Coding Standards

Vibe coding policy

In the beginning I used LLM's only sparingly. Mainly as a tutor to learn Rust concepts which I then would apply myself. As the development progressed I used it more and more, also as a research tool.

I used VS Code as my IDE and experimented with some LLM extensions. That is where things went wrong. I gave them access to the codebase and they made a mess of it. That was a good lesson. I only used LLM's in a chatbot since and copy-pasted what I deemed was good and adjusted as needed. That was painful but safe.

About halfway development I got the change to use cursor.ai with Claude Code and never looked back (for coding). I set it up such that it would never make code changes by itself, but giving it full visibility into your codebase is a godsend.

As my trust in Claude Code grew I let it do tedious work in the codebase. Boilerplate stuff mainly. For design work I use it as a tutor/mentor again. I also use it as a research tool to investigate what is idiomatic in certain topics, like api design and such.
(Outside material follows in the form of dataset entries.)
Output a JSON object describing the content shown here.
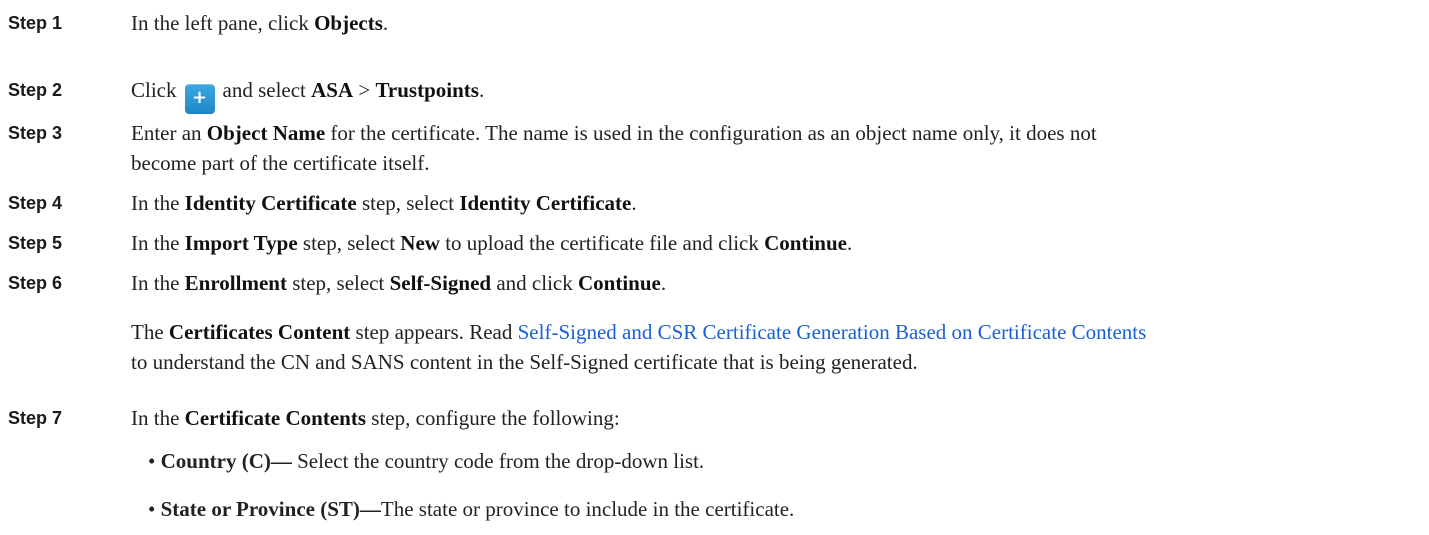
{
  "steps": [
    {
      "label": "Step 1",
      "parts": [
        "In the left pane, click ",
        "Objects",
        "."
      ]
    },
    {
      "label": "Step 2",
      "parts": [
        "Click",
        "and select ",
        "ASA",
        " > ",
        "Trustpoints",
        "."
      ],
      "plus_glyph": "+",
      "plus_icon": "plus-icon"
    },
    {
      "label": "Step 3",
      "parts": [
        "Enter an ",
        "Object Name",
        " for the certificate. The name is used in the configuration as an object name only, it does not",
        "become part of the certificate itself."
      ]
    },
    {
      "label": "Step 4",
      "parts": [
        "In the ",
        "Identity Certificate",
        " step, select ",
        "Identity Certificate",
        "."
      ]
    },
    {
      "label": "Step 5",
      "parts": [
        "In the ",
        "Import Type",
        " step, select ",
        "New",
        " to upload the certificate file and click ",
        "Continue",
        "."
      ]
    },
    {
      "label": "Step 6",
      "parts": [
        "In the ",
        "Enrollment",
        " step, select ",
        "Self-Signed",
        " and click ",
        "Continue",
        "."
      ]
    },
    {
      "label": "Step 7",
      "parts": [
        "In the ",
        "Certificate Contents",
        " step, configure the following:"
      ]
    }
  ],
  "note": {
    "pre": "The ",
    "bold": "Certificates Content",
    "mid": " step appears. Read ",
    "link": "Self-Signed and CSR Certificate Generation Based on Certificate Contents",
    "post": "to understand the CN and SANS content in the Self-Signed certificate that is being generated."
  },
  "bullets": [
    {
      "mark": "•",
      "bold": "Country (C)—",
      "text": " Select the country code from the drop-down list."
    },
    {
      "mark": "•",
      "bold": "State or Province (ST)—",
      "text": "The state or province to include in the certificate."
    }
  ],
  "colors": {
    "link": "#1a5fd6",
    "button": "#2a97d6"
  }
}
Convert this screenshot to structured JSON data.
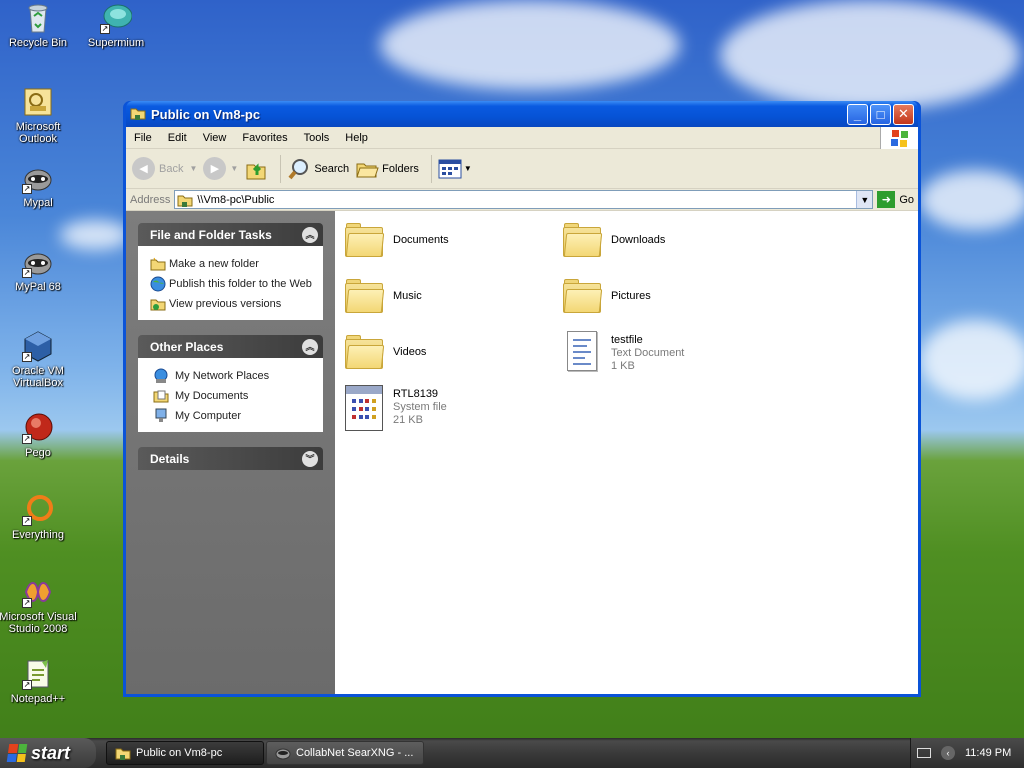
{
  "desktop": {
    "icons": [
      {
        "label": "Recycle Bin",
        "icon": "recycle-bin-icon"
      },
      {
        "label": "Supermium",
        "icon": "supermium-icon"
      },
      {
        "label": "Microsoft Outlook",
        "icon": "outlook-icon"
      },
      {
        "label": "Mypal",
        "icon": "mypal-icon"
      },
      {
        "label": "MyPal 68",
        "icon": "mypal-68-icon"
      },
      {
        "label": "Oracle VM VirtualBox",
        "icon": "virtualbox-icon"
      },
      {
        "label": "Pego",
        "icon": "pego-icon"
      },
      {
        "label": "Everything",
        "icon": "everything-icon"
      },
      {
        "label": "Microsoft Visual Studio 2008",
        "icon": "visual-studio-icon"
      },
      {
        "label": "Notepad++",
        "icon": "notepad-plus-plus-icon"
      }
    ]
  },
  "window": {
    "title": "Public on Vm8-pc",
    "menu": [
      "File",
      "Edit",
      "View",
      "Favorites",
      "Tools",
      "Help"
    ],
    "toolbar": {
      "back": "Back",
      "search": "Search",
      "folders": "Folders"
    },
    "address": {
      "label": "Address",
      "value": "\\\\Vm8-pc\\Public",
      "go": "Go"
    },
    "taskpane": {
      "file_tasks": {
        "title": "File and Folder Tasks",
        "items": [
          "Make a new folder",
          "Publish this folder to the Web",
          "View previous versions"
        ]
      },
      "other_places": {
        "title": "Other Places",
        "items": [
          "My Network Places",
          "My Documents",
          "My Computer"
        ]
      },
      "details": {
        "title": "Details"
      }
    },
    "items": [
      {
        "name": "Documents",
        "type": "folder"
      },
      {
        "name": "Downloads",
        "type": "folder"
      },
      {
        "name": "Music",
        "type": "folder"
      },
      {
        "name": "Pictures",
        "type": "folder"
      },
      {
        "name": "Videos",
        "type": "folder"
      },
      {
        "name": "testfile",
        "type": "Text Document",
        "size": "1 KB"
      },
      {
        "name": "RTL8139",
        "type": "System file",
        "size": "21 KB"
      }
    ]
  },
  "taskbar": {
    "start": "start",
    "buttons": [
      {
        "label": "Public on Vm8-pc",
        "active": true
      },
      {
        "label": "CollabNet SearXNG - ...",
        "active": false
      }
    ],
    "clock": "11:49 PM"
  },
  "colors": {
    "title_blue": "#0a53d8",
    "taskpane_gray": "#6b6b6b",
    "folder_yellow": "#f3d775"
  }
}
This is not what I would define as vibe coding. That is letting an LLM build everything from a description you give. As a 'safe' experiment I did let cursor.ai completely implement all unit and api tests for the server component. IT is safe as it does not touch the main code, and it takes the tedious work of maintainting test from me. It produced more code than the game itself, but that kind of makes sense as there are a lot of corner cases and api endpoints to test.

cq-server

cq-server is structured per resource (user, game, player,etc) with 3 layers:

  1. The API layer
  2. The Service layer
  3. The DB layer

when an api call comes in it is handled by the router at the start of the resource specific rust file inside the handlers folder. This router calls the handler function in the same file. This handler function typically has the following structure:

  1. api-doc
  2. the function signature with garde's where possible
  3. the access check. this will check is the user has permission to call this api endpoint and if it does, fetches the user record of the requester.
  4. call the service in the service layer
  5. format and return results if appropriate

The service layer for each resource contains all service functions for that resource. Aservice is typically structuered like this:

  1. Validations. run service specific validations. Abort when violated.
  2. Do transformations that are functionally needed
  3. Make changed to the DB using calls to the DB layer.
  4. Report where apprpriate (messages, emails, notification)
  5. Return to the API layer with return data where appropriate.

The DB layer takes care of all the SQL calls to the DB for whatever the services need.

Each layer can have helper functions. They are typically at the bottom of the files.